UNDERHILL, Vt.- Monday, Gov. Phil Scott formally announced the beginning of the maple sugaring season with a traditional tree-tapping at the Proctor Maple Research Center. The festivity was also celebrating the 75th anniversary of Underhill at the Proctor Maple Research Center.
Abby van den Berg, the assistant director of the Proctor Maple Research Center said “This was a great way for us to kind of come together and sort of kick off the yearlong celebration that we’re having,”
“We want them to be able to get good yields and make high-quality maple syrup. Also, we also want to make sure they can do that for the long term,” van den Berg said.
Due to Proctor’s 75 years of research, Vermont maple syrup is known the world over its unparalleled, high quality maple syrup because scientists work with maple producers to take advantage of nature’s bounty.
van den Berg says the 6,000 trees there yield about a half-gallon of maple syrup per tap, which is an excellent yield.
However last year, they only saw about one-third of a gallon per tap due to the weather,
“The process that we do to make maple syrup depends entirely on Mother Nature,” said van den Berg.
At the beginning of the traditional tree-tapping ceremony, the key role the UVM research center plays in helping Vermont’s maple industry was acknowledged by Governor Scott.
Depending on the weather, Vermont can put out 2 million gallons of maple per season, making Vermont the number one producer in the country according to Gov. Scott.
“I would say, in fact, I have said– every chance I get– it’s the best in the world,” added Scott, R-Vermont.
“While we don’t know how the weather will treat us over the next few weeks, what we do know is that when the last tap is pulled, Vermont will once again lead the nation in maple,” Scott added.
In spite of the governor’s ambiguity, scientist and researchers say things are looking positive.
“So far, so good,” van den Berg laughed.
The syrup made at Proctor, it’s served on UVM’s campus and also available at their bookstore.

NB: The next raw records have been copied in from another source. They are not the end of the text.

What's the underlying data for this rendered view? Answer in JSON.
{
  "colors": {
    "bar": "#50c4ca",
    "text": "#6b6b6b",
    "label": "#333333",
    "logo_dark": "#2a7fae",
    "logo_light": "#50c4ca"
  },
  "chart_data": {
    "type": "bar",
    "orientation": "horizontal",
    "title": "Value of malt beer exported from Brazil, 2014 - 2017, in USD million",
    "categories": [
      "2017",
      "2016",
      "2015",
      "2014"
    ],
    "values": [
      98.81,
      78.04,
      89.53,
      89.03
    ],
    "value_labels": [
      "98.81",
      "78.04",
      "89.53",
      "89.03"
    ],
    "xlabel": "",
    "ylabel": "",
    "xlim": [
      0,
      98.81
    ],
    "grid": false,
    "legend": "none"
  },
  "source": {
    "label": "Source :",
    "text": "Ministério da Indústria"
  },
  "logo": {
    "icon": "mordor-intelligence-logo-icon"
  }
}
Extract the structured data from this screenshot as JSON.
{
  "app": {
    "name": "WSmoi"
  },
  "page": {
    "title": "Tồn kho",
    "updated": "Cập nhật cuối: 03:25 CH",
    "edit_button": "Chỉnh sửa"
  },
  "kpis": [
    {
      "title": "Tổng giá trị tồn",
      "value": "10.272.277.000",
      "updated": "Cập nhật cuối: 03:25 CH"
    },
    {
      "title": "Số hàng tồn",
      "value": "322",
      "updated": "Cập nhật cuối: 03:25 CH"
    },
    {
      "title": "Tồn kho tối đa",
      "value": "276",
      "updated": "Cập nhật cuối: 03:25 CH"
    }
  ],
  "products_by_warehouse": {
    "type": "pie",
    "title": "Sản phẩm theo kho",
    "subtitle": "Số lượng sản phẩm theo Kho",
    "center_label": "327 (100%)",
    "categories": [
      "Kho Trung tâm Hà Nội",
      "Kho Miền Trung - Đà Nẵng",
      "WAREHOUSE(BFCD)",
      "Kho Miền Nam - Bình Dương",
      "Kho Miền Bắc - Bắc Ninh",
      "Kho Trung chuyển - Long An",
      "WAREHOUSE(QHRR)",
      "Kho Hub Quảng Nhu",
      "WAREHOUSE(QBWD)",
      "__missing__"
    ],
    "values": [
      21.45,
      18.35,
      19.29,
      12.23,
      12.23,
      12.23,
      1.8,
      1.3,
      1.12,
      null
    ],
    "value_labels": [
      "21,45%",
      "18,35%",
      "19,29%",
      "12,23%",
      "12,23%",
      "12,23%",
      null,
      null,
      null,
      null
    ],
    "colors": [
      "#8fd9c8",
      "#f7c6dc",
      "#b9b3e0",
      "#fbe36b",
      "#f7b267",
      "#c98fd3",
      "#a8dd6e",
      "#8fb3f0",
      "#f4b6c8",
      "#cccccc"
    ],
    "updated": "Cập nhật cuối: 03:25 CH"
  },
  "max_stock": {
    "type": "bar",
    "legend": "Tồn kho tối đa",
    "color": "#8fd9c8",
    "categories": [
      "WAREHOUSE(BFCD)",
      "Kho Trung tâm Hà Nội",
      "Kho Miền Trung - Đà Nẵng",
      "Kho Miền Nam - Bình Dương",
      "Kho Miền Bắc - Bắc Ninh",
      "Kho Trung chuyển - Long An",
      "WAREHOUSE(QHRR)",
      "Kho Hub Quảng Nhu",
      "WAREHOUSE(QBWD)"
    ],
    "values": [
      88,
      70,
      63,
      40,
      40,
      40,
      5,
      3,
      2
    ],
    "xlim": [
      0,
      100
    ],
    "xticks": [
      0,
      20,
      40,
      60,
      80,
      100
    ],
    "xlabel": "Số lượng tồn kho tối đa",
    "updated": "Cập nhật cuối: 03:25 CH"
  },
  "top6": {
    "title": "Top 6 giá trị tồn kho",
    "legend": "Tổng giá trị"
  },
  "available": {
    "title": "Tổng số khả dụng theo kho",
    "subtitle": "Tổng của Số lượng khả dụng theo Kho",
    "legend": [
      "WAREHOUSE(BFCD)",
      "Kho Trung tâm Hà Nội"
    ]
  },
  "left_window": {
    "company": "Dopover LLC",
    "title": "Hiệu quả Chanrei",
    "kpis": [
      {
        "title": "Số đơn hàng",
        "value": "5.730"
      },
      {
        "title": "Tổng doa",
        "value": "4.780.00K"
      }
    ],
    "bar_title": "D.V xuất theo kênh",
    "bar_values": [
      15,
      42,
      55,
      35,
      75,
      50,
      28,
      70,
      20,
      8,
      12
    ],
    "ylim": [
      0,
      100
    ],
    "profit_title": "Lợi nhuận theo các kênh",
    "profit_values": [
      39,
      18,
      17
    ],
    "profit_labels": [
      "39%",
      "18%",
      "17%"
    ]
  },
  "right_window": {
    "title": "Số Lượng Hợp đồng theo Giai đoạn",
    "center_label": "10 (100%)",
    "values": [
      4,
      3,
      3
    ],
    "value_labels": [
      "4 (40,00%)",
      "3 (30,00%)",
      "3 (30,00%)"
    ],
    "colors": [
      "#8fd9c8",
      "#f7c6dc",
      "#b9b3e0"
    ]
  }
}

Maple syrup is made from the xylem sap of sugar maple, black maple, or red maple trees; however, it can also be made from other maple species. Maple syrup production is mainly located in northeastern North America; specifically, the northeastern states (including New York, Vermont and Maine) and the southeastern parts of Quebec and Ontario, Canada.
Indigenous peoples from the northeastern part of North America were the first group known to produce organic maple syrup and maple sugar. Aboriginal oral traditions and archaeological evidence suggest that raw maple tree sap was being turned into syrup long before Europeans arrived. European settlers adopted the practice and advanced production methods.
Since the Vermont Maple Sugar Makers’ Association announced the beginning of Maple Open House weekends which will run March 19-20 and March 26-27 and sugar makers throughout the state are looking forward to this year’s turnout since the last two years have been canceled.
Cory Ayotte, communications director at the Vermont Maple Sugar Makers’ Association said “The last two were canceled because of COVID. We feel as an association that the world is in a better place so that we can host this, so we’re getting back at it,”
Ayotte said he’s not sure just yet how many sugar makers will participate, since many don’t sign up until the weekend before.
“I think part of it is people are interested in signing up for the event, but this is also the time of year when they’re tapping trees, they’re getting their systems in place,” said Cory. “I think a lot of people want to make sure that stuff is taken care of so they can operate efficiently for the season, and I think once that has happened and they feel comfortable, they’re like, why not, the weather looks good, let’s sign up.”
Ayotte said the association members he’s spoken to have been excited about the coming weekends. For some it was a money-making event, for many it’s also a social event.
“Pre-COVID, people really enjoyed having their neighbors, and visitors from afar come to the sugar house, see the evaporation going on, seeing the steam rising, all those sorts of things, people really miss that,” Ayotte said, adding that the association has been fielding calls from out-of-state visitors about how they can maximize their visit to Vermont.